In 2013, Heklina, along with fellow host and performer D’Arcy Dollinger and co-owners Geoff Benjamin, now the venue’s CEO, and Jason Beebout, the general manager, began looking into different venues. The group applied to lease a six thousand five hundred square foot venue just across the street from Oasis, at the still-vacant Paradise Lounge, but the owner decided to go with an alternate proposal.
“Places kept falling through and I started to give up hope that it would happen,” says Heklina.
Earlier this year, the business partners began discussions to buy the Oasis location. Their offer was accepted, but more issues came up. Last year, the city had adopted new rules into the Western SOMA Neighborhood Plan that prohibited the owners to obtain an entertainment license because it was within two hundred feet of a residential district, meaning they would only be able to function it as a bar and not a performance space.
In September, Supervisor Jane Kim’s proposed legislation passed which removed the prohibition and provided an exception for nighttime entertainment uses within two hundred feet of residential areas if a nightclub had legally operated at the location within the past five years, which applies to Oasis.
The six thousand square foot building was sold for $2,850,000, according to RealtTrac’s listings. Heklina and her troupe have work to get done before the grand opening on New Year’s Eve, including bringing the run-down building up to code, getting a fire inspection, fixing the stage, and painting among more.
“It makes me nervous even talking about it,” says Heklina.
She finally has a new home for her cabaret theatre and the resurgence of Trannyshack — although a rebranding of the name is under way because of recent outrage surrounding the offensiveness of the term “tranny” to the transgender community.
A recent campaign led by two board members of GLAAD, a non-governmental media monitoring entity advocating against defamation to the LGBT community, is aiming to make “tranny” a slur in all circumstances. There has been much debate surrounding the word, and Heklina finds changing the name a better alternative to making anyone feel excluded or hurt.
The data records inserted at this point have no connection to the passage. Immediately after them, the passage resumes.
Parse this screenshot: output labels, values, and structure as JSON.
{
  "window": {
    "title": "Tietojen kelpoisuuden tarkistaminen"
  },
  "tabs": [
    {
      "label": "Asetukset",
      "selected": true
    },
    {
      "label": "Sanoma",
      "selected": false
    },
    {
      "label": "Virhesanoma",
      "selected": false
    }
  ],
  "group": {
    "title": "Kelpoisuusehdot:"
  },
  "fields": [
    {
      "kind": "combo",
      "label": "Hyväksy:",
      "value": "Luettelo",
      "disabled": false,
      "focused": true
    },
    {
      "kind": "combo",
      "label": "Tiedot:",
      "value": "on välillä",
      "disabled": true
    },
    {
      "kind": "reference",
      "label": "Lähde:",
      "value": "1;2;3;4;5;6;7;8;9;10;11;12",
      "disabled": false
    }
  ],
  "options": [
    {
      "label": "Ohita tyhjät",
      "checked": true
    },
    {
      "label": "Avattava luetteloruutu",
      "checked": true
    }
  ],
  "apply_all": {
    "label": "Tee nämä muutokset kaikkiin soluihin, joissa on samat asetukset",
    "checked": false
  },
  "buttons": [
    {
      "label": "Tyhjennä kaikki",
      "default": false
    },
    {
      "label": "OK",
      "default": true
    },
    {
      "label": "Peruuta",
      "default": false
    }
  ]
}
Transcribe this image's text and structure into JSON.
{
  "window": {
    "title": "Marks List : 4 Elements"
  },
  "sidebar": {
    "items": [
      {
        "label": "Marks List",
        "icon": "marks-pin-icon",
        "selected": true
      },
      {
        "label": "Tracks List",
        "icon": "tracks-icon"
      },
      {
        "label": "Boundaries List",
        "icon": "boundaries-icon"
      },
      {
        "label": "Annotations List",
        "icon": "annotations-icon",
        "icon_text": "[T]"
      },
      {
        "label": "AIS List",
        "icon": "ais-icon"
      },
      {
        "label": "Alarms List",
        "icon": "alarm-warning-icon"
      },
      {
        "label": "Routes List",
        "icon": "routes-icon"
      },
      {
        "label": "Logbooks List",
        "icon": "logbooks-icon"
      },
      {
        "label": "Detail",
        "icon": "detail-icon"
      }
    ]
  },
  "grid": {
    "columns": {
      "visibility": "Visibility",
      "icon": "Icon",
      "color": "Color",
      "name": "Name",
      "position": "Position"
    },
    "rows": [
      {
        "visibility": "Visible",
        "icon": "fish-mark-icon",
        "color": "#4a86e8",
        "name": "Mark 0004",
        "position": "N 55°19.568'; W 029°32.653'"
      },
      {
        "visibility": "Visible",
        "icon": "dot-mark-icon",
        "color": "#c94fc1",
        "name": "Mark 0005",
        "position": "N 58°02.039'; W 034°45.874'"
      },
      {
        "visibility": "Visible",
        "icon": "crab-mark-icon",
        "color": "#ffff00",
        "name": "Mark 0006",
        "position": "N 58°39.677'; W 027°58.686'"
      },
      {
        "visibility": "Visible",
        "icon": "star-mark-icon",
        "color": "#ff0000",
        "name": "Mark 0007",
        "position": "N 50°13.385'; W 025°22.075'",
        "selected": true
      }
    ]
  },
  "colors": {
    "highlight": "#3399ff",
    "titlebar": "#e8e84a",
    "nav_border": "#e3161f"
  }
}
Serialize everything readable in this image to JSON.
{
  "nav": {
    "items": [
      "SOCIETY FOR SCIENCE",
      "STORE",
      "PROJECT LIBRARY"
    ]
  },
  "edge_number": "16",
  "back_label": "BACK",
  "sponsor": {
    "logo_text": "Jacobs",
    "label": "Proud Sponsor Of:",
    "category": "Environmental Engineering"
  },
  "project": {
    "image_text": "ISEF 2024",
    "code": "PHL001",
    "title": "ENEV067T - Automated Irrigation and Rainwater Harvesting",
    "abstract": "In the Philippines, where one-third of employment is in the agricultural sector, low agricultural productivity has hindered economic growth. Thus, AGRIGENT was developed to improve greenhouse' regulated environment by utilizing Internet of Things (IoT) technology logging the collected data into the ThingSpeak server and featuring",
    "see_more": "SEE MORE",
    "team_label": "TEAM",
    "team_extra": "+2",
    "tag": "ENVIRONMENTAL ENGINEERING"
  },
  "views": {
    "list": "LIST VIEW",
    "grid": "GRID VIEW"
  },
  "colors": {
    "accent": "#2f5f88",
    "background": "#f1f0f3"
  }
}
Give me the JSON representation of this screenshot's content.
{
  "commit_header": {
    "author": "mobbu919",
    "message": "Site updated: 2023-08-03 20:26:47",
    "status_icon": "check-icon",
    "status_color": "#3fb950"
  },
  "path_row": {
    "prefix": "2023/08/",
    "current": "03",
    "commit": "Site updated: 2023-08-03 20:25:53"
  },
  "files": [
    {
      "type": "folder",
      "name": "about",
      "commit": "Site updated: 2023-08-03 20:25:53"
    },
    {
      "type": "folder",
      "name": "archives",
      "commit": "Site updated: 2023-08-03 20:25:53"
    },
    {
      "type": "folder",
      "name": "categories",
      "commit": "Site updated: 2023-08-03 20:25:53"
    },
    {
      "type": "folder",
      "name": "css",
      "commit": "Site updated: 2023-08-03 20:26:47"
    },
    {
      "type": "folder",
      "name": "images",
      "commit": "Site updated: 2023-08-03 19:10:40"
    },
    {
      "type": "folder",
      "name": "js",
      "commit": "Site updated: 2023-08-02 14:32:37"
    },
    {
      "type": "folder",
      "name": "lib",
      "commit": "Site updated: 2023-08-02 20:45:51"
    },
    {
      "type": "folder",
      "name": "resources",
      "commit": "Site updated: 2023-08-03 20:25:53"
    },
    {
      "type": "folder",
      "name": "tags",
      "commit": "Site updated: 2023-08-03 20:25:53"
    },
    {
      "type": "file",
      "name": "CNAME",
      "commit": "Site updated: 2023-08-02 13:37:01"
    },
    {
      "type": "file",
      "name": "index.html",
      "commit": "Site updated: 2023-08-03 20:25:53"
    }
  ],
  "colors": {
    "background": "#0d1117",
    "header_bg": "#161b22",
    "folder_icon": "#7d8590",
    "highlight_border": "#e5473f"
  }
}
Still being publicized as Trannyshack, or “T-shack,” for now, the official rebranding will move forward in 2015 along with the club opening. The venue first opened up as club Oasis in 1982, and that name, along with its history of high energy and acceptance to all communities will be following Heklina into the building.
Come December 31st, the club will be an open space welcoming to both budding and time-honored drag stars and performers. Being just moments away from the DNA Lounge, Slims, BeatBox and Audio, it seems the perfect little corner for Heklina to set up home for a new era of her legendary show.
“A lot of this is riding on my reputation, I’m afraid of it being successful and I’m afraid of it not being successful,” says Heklina. “It’s do or die.”